Author: Michael L.Avery

Ponteland Repertory Society presents interesting shows.  This time it was Alan Bennett’s version of The Wind in the Willows, based on Kenneth Grahame’s books.  I must admit to a gap in my education.  I managed to navigate childhood without reading the books but, somehow, I found myself familiar with the various characters.  Firstly, Mole, blinkingly bursting to the surface by the riverbank complete with pit helmet and a face as black as coal.  Joe Costigan was a revelation in the part – loveable, funny, a Mole for All Seasons.  His guide to the surface was Jonny Woollett (who also directed the show), a very knowledgeable and earthly Rat.  Into this gentle, pastoral idyll, Leo Emmerson interjected himself as Toad of Toad Hall himself, well-off, idle, selfish, with more money than sense.  He makes himself centre of attraction and manages to get himself imprisoned for 20 years, a little excessive for simply insulting the judge!  Meanwhile, Ratty must guide Mole around various pitfalls.

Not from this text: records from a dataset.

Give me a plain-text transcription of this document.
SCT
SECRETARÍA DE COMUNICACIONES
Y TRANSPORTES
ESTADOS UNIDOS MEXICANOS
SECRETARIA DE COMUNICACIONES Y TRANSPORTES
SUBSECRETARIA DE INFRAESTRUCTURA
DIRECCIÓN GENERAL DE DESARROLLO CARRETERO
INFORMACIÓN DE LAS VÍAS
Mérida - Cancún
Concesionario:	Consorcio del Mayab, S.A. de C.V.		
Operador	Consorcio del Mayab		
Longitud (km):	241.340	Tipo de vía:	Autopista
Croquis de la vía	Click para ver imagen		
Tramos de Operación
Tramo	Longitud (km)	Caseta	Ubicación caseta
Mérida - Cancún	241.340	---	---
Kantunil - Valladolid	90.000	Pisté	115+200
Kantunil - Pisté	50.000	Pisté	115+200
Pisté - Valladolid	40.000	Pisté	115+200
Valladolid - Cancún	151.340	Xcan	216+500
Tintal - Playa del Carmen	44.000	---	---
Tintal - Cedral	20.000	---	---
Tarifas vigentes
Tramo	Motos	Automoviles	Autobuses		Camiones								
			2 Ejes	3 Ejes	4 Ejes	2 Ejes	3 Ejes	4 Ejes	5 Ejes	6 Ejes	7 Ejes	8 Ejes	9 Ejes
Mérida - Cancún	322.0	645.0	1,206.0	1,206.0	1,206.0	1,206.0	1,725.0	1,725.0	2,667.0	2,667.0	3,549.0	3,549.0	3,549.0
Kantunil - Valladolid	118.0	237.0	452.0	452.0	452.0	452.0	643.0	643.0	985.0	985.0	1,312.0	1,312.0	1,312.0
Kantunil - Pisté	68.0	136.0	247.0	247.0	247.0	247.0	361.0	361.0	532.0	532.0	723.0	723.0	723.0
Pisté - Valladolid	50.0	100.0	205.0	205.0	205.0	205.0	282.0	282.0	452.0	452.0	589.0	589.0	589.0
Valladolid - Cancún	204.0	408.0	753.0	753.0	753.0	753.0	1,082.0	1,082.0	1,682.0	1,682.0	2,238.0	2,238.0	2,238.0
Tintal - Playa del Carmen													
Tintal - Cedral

The ownership of Albert, a world weary horse played by Jason Long, passes from Toad to the Bargewoman (Isobel Wind) and back again, much to Albert’s dismay.  Then there was Brian Barry as Badger, a sort of elder statesman to whom everyone, except Toad, demurs. Talking of Toad, he manages to escape prison with the aid of a washerwoman’s outfit.  It suits him down to the ground.

The play has 31 named parts, almost all individually cast.  So it’s a big cast but there’s more - Weasels, Stoats, Ferrets, a group of River Bankers, a quintet of gypsies, and a group of Wild Wooders played by a lot of young people admirably incorporated into the action by director Johnny and his assistant, Lucy Walton.

In closing, I revert to Leo Emmerson. His Toad filled the stage whenever he appeared.  In his green make-up he looked like Jim Carrey in The Mask, all flashing teeth and manic expression but seemed to be channelling Rik Mayall in much (not all) of his performance.  He made Frog literally (well, not literally) jump off the stage.  A very engaging, entertaining, funny performance enhanced by all the other performers who occupied the stage with him.